按说苏锦绣与赵含章和离了,赵宁修的前程如何,与她就没什么干系了。可郑墨岩却不这么认为,他与宋佳雯一样,觉得这两人肯定是因着什么不得已的苦衷才分开的,光看苏锦绣愿意抚养那赵含章的幼妹便可知一二了。

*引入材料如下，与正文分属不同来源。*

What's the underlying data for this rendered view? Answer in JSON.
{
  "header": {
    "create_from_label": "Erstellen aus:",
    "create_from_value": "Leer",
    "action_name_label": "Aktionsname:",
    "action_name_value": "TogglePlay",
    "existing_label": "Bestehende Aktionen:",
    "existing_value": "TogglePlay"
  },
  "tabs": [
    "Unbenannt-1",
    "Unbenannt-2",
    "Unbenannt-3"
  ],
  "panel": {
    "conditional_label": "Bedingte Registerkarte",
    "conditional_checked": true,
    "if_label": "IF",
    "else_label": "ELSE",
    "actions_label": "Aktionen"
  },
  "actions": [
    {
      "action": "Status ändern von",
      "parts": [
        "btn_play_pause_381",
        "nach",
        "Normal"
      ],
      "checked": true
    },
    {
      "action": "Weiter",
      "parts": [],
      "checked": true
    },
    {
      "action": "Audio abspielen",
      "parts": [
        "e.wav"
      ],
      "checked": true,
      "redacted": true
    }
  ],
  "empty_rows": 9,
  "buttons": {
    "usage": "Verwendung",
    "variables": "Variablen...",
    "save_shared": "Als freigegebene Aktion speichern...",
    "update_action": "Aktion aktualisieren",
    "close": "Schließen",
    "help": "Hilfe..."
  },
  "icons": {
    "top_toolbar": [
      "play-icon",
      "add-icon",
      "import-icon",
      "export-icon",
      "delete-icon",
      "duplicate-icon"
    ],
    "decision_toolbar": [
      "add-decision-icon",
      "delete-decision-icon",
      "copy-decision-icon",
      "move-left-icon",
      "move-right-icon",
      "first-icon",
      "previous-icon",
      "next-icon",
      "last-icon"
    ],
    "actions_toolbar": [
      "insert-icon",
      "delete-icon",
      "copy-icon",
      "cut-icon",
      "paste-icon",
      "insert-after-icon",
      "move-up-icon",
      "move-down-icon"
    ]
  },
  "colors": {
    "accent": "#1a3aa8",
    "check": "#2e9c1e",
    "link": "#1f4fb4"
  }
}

果不然,听到他的话,苏锦绣白皙如玉的脸上露出个动人的浅笑。“他能奔到什么前程,全凭自己的造化。”话虽如此,可语气中满满的都是与有荣焉。
几人说着话,郑墨岩便也得知了苏锦绣此行的目的。
“据我所知,吴家五姑娘自小跟在吴三金身边,生意上的门道懂得极多,可以说是吴三金一手培养出来,如今吴家的木材、布匹和茶叶生意,都是这位五姑娘在打理。”他问道,“锦绣商号当真是决定要与吴家做生意吗?”
吴清莹欣然应约,肯定不止是因为想尝一尝苏锦绣的手艺,想和锦绣商号谈生意才是真的。
“送上门的生意,若是价钱合适,做又何妨?”苏锦绣笑。
郑夫人听得迷糊,不知道话说的好好的,怎么又扯到了吴家五姑娘的身上,可她知道,自家与吴家是这云州城生意场上的对手。
这锦绣商号是借了郑家的力,才在云州城铺开名声的,才短短几个时日,居然要一脚踢开他们,与吴家合作?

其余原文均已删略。